Dr. Hauschka

Manuka

Sinonimo: Albero del té
Nome botanico: Leptospermum scoparium J. R. et G. Forst.
Famiglia: Myrtaceae

Habitat originario

Australia, Nuova Zelanda

Ingredienti

Olio essenziale di Manuka: più di 150 costituenti differenti, compreso monoterpeni e sesquiterpeni
Corteccia: acido triterpenico e suoi derivati, acido ellagico e suoi esteri.

Descrizione

La Manuka è una fitto arbusto sempreverde ricoperto per molti mesi da numerosi fiori rosa, bianchi e rosso scuro, che risultano estremamente attraenti per le api ed il cui colore dipende dalla quantità di cromo presente nel terreno. I fiori impollinati producono semi leggeri come piume che vengono dispersi dal vento. Le piccole foglie lanceolate, se strofinate tra le dita, emettono una fragranza aromatica ed al gusto hanno un sapore amarognolo. Nella natia Nuova Zelanda, l’arbusto della Manuka cresce tra la vegetazione in diverse forme che variano da pianticelle di 5 cm a veri e propri alberi di 1,5 metri

Usi

L’olio essenziale di Manuka è ottenuto dalle foglie e dai ramoscelli della pianta attraverso un processo di distillazione a vapore Questo olio dalle delicate tonalità gialle e dalla consistenza pastosa, e con il suo caratteristico odore, combatte i virus, i batteri, e i funghi ed inoltre riduce i gonfiori. Viene usato per disinfettare la pelle e trattare gli eczemi, le sensazioni di prurito, le afte, il piede dell’atleta e l’acne. Può aiutare ad alleviare mal di gola, sinusiti e bronchiti. La corteccia decotta o infusa agisce come astringente, contro le infiammazioni gastro-intestinali e possiede un’azione lenitiva. Sono inoltre comprovate le proprietà antibatteriche del miele di Manuka.

Fatti interessanti

Il nome scientifico Leptospermum deriva del greco “leptos” che significa sottile, fine; e “sperma” ossia seme. Gli indigeni della Nuova Zelanda, i Maori, per molto tempo si sono tramandati le proprie conoscenze riguardo le proprietà curative dell’arbusto della Manuka. E solo recentemente il governo della Nuova Zelanda è venuto a conoscenza di questo tesoro di sapere e ha iniziato a sovvenzionare il commercio dell’olio della Manuka.

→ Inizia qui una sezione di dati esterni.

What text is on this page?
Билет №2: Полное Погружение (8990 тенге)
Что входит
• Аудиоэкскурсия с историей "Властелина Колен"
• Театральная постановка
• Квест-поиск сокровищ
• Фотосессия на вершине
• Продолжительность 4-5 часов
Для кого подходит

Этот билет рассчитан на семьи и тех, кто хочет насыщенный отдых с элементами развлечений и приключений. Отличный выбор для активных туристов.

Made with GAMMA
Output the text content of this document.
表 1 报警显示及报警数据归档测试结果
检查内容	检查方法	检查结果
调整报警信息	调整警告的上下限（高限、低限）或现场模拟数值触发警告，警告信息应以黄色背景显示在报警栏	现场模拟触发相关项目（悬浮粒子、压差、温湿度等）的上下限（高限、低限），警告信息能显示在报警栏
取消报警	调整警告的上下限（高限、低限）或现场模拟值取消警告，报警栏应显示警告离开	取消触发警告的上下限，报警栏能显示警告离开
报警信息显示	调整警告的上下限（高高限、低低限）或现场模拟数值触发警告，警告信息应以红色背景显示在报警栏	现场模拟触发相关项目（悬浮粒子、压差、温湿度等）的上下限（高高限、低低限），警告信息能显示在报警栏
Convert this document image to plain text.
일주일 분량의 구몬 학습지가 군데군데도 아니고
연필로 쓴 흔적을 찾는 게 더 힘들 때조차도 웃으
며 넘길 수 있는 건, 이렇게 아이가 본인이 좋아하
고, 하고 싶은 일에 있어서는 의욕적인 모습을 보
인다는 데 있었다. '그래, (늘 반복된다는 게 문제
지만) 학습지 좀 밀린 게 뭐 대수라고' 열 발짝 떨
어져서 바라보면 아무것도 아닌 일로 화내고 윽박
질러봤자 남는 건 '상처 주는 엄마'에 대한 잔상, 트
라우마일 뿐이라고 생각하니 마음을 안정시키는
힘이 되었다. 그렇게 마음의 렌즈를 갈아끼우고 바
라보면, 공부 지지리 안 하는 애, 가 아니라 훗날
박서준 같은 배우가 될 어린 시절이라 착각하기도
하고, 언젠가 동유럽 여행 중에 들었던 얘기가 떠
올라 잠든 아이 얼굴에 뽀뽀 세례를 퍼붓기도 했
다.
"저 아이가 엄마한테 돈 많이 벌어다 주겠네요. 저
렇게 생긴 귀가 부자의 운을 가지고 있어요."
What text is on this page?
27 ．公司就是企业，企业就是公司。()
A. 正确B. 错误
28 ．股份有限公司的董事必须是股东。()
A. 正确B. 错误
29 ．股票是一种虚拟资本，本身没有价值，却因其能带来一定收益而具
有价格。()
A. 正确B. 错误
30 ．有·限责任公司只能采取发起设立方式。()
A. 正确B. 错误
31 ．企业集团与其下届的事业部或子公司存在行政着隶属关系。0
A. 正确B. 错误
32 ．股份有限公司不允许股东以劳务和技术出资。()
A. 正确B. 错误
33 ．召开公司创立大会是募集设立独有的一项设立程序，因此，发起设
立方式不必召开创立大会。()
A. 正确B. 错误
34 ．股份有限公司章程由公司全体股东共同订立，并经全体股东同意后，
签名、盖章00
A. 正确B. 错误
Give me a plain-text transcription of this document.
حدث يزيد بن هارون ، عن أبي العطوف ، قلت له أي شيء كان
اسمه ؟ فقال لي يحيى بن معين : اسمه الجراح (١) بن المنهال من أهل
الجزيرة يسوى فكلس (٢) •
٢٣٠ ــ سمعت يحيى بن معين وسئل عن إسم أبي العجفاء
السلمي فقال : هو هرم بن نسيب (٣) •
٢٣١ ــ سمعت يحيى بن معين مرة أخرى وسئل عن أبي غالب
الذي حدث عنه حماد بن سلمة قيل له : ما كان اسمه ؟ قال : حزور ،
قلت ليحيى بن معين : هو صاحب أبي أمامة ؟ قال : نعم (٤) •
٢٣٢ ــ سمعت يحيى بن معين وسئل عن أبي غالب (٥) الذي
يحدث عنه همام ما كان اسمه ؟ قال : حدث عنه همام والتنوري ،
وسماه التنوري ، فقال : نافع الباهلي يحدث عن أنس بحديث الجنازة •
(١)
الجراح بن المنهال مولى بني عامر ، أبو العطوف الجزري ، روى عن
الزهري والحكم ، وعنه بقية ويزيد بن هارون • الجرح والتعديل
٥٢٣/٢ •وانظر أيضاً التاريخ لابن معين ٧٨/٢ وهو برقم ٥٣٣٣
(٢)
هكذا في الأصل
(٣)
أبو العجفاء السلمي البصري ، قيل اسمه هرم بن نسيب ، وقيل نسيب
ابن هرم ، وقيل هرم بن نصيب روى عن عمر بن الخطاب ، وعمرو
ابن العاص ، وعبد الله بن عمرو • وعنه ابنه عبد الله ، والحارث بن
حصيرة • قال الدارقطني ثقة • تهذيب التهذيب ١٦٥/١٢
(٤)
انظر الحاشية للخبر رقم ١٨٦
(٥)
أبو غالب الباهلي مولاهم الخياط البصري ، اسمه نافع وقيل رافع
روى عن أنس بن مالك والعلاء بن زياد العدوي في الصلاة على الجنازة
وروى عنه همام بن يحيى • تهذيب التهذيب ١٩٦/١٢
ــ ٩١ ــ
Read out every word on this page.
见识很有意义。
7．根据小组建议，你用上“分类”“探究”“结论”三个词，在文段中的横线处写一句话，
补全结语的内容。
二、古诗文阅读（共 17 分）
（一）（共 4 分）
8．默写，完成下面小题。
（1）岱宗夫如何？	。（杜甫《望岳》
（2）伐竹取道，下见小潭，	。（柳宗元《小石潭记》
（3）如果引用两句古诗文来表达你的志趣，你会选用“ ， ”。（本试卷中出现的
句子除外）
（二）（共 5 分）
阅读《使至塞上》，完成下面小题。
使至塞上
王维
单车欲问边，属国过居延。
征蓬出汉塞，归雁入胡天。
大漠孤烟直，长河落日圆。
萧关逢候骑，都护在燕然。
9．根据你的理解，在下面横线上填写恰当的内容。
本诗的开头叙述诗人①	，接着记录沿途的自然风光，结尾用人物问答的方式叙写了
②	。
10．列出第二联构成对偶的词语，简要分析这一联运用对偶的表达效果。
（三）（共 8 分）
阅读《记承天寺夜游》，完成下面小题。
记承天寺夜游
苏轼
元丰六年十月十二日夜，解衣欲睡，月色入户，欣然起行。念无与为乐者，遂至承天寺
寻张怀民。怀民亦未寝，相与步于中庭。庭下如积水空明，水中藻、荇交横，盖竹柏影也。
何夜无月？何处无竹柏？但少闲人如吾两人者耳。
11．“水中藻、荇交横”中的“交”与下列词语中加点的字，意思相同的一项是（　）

Il capitano James Cook conobbe per la prima volta la Manuka nel 1769 durante la sua spedizione in Nuova Zelanda. Il suo equipaggio preparò le foglie fresche della pianta come sostitute del tè, e la Manuka venne di conseguenza chiamata “albero del tè”. Tuttavia essa non deve essere confusa con l’albero da tè australiano, Melaleuca alternifolia, il cui olio ha anch’esso molteplici usi. In verità, in letteratura, resoconti su entrambi gli oli si mischiano e confondono, proprio perché entrambe le piante portano lo stesso nome.

Incidentalmente, se seccate, le foglie della Manuka perdono il loro tipico gusto.